Dawn Westcott, the North Devon PPC for The Brexit Party, said she wished Dr Johnson well in whatever she decided to do next, but added: "The matter of ethnicity is a sensitive issue in North Devon, particularly following Liberal Democrat MEP Caroline Voaden's recent comments on Twitter, including the tweet, "Have you been to Devon recently? Population is 95% white, That is the reality here. One of the things I miss most about my 18 years in Camden is the ethnic mix.
"One of the reasons I decided to stand as a PPC for The Brexit Party is to endeavour to ensure the voices of the woefully forgotten UK regions - and in my case - North Devon and Exmoor - are heard and represented clearly and authentically in Westminster."
North Devon Labour Party chairman Mark Cann said: "That she felt the need to resign just underlines how offensive her remarks were to the people of North Devon.

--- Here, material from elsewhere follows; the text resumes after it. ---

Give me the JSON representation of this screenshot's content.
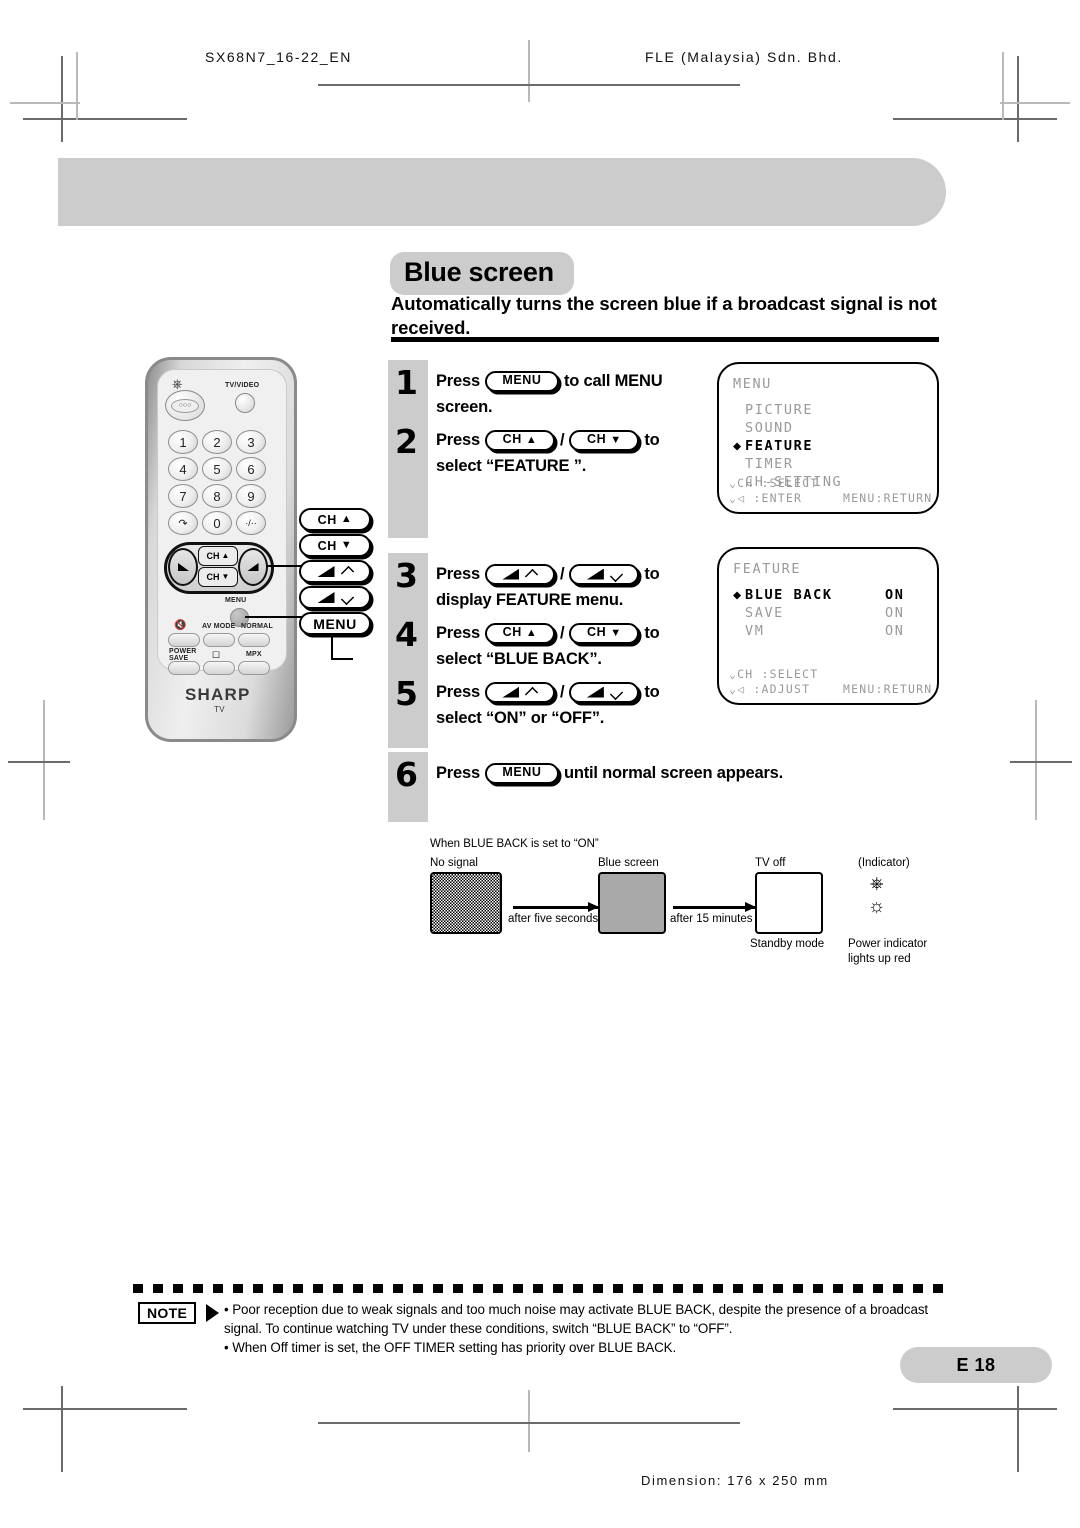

"This is just one more harmful incident from both the Lib Dems and the Conservatives in North Devon which makes it absolutely clear that North Devon has been poorly served by its representatives in Parliament for far too long.

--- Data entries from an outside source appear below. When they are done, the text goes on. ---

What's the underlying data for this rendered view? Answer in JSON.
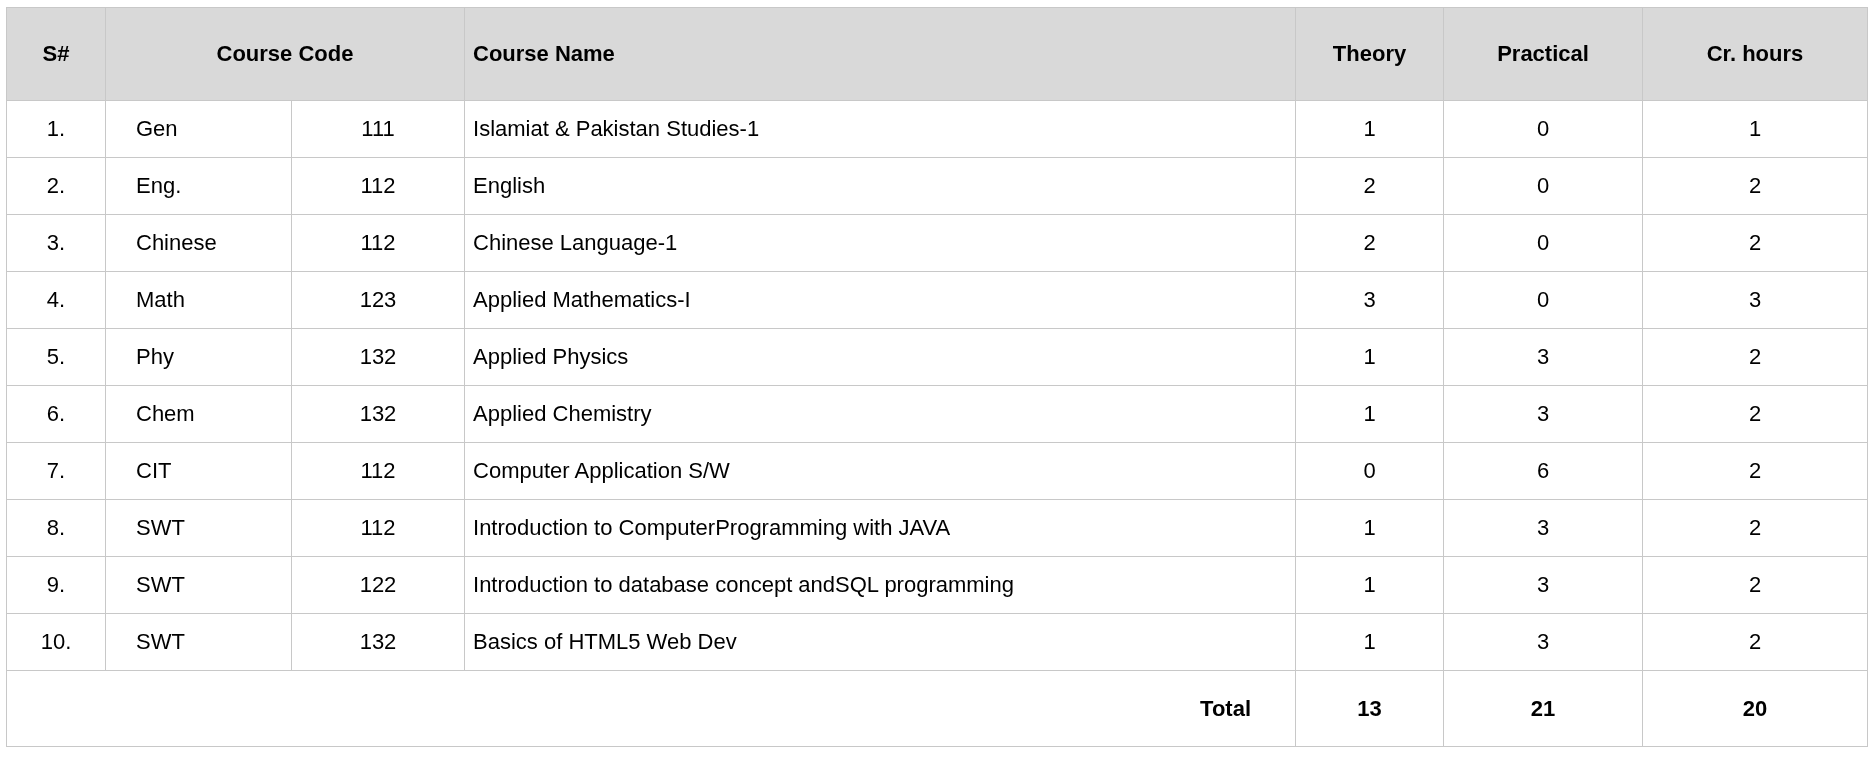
{
  "table": {
    "columns": [
      {
        "label": "S#"
      },
      {
        "label": "Course Code"
      },
      {
        "label": "Course Name"
      },
      {
        "label": "Theory"
      },
      {
        "label": "Practical"
      },
      {
        "label": "Cr. hours"
      }
    ],
    "rows": [
      {
        "sn": "1.",
        "code_prefix": "Gen",
        "code_number": "111",
        "name": "Islamiat & Pakistan Studies-1",
        "theory": "1",
        "practical": "0",
        "credit_hours": "1"
      },
      {
        "sn": "2.",
        "code_prefix": "Eng.",
        "code_number": "112",
        "name": "English",
        "theory": "2",
        "practical": "0",
        "credit_hours": "2"
      },
      {
        "sn": "3.",
        "code_prefix": "Chinese",
        "code_number": "112",
        "name": "Chinese Language-1",
        "theory": "2",
        "practical": "0",
        "credit_hours": "2"
      },
      {
        "sn": "4.",
        "code_prefix": "Math",
        "code_number": "123",
        "name": "Applied Mathematics-I",
        "theory": "3",
        "practical": "0",
        "credit_hours": "3"
      },
      {
        "sn": "5.",
        "code_prefix": "Phy",
        "code_number": "132",
        "name": "Applied Physics",
        "theory": "1",
        "practical": "3",
        "credit_hours": "2"
      },
      {
        "sn": "6.",
        "code_prefix": "Chem",
        "code_number": "132",
        "name": "Applied Chemistry",
        "theory": "1",
        "practical": "3",
        "credit_hours": "2"
      },
      {
        "sn": "7.",
        "code_prefix": "CIT",
        "code_number": "112",
        "name": "Computer Application S/W",
        "theory": "0",
        "practical": "6",
        "credit_hours": "2"
      },
      {
        "sn": "8.",
        "code_prefix": "SWT",
        "code_number": "112",
        "name": "Introduction to ComputerProgramming with JAVA",
        "theory": "1",
        "practical": "3",
        "credit_hours": "2"
      },
      {
        "sn": "9.",
        "code_prefix": "SWT",
        "code_number": "122",
        "name": "Introduction to database concept andSQL programming",
        "theory": "1",
        "practical": "3",
        "credit_hours": "2"
      },
      {
        "sn": "10.",
        "code_prefix": "SWT",
        "code_number": "132",
        "name": "Basics of HTML5 Web Dev",
        "theory": "1",
        "practical": "3",
        "credit_hours": "2"
      }
    ],
    "total": {
      "label": "Total",
      "theory": "13",
      "practical": "21",
      "credit_hours": "20"
    }
  }
}
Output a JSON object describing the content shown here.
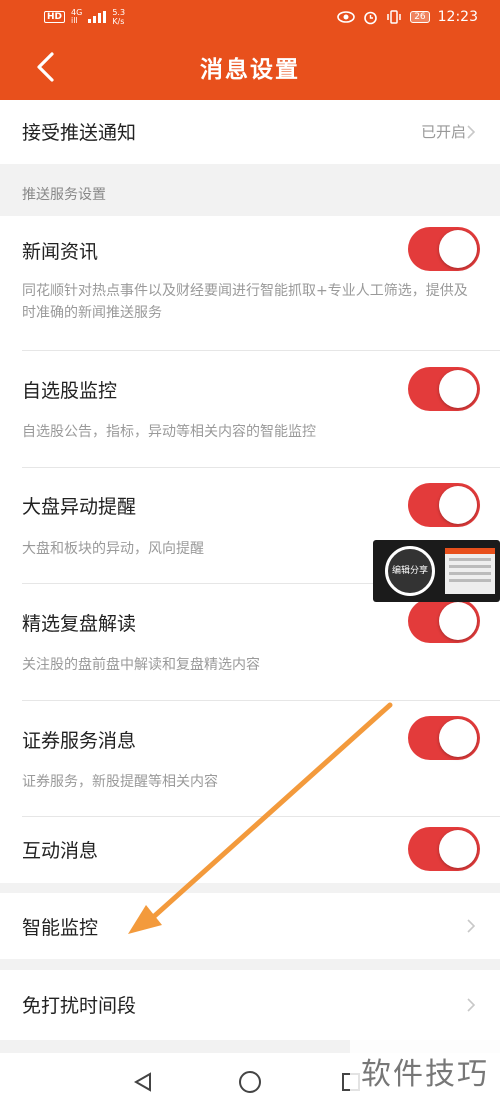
{
  "status_bar": {
    "hd_badge": "HD",
    "network_top": "4G",
    "network_bottom": "ill",
    "speed_value": "5.3",
    "speed_unit": "K/s",
    "battery": "26",
    "time": "12:23"
  },
  "header": {
    "title": "消息设置"
  },
  "push_notification": {
    "label": "接受推送通知",
    "value": "已开启"
  },
  "section_label": "推送服务设置",
  "items": [
    {
      "title": "新闻资讯",
      "desc": "同花顺针对热点事件以及财经要闻进行智能抓取+专业人工筛选，提供及时准确的新闻推送服务",
      "on": true
    },
    {
      "title": "自选股监控",
      "desc": "自选股公告，指标，异动等相关内容的智能监控",
      "on": true
    },
    {
      "title": "大盘异动提醒",
      "desc": "大盘和板块的异动，风向提醒",
      "on": true
    },
    {
      "title": "精选复盘解读",
      "desc": "关注股的盘前盘中解读和复盘精选内容",
      "on": true
    },
    {
      "title": "证券服务消息",
      "desc": "证券服务，新股提醒等相关内容",
      "on": true
    },
    {
      "title": "互动消息",
      "desc": "",
      "on": true
    }
  ],
  "smart_monitor": {
    "label": "智能监控"
  },
  "dnd_period": {
    "label": "免打扰时间段"
  },
  "overlay": {
    "circle_text": "编辑分享"
  },
  "watermark": "软件技巧",
  "colors": {
    "brand": "#e8501c",
    "toggle_on": "#e33b3b",
    "arrow": "#f39a3c"
  }
}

"Now is the time for substantial and meaningful change in North Devon. For too long we have been ignored and marginalised by MPs shipped into the area because we are a 'target seat' for either the Tories or Lib Dems.
"The coming elections are an opportunity to vote for something different; an opportunity to vote for a true end to austerity, for more investment in public services, for an effective green strategy, a vote for British industry and a final say on Brexit."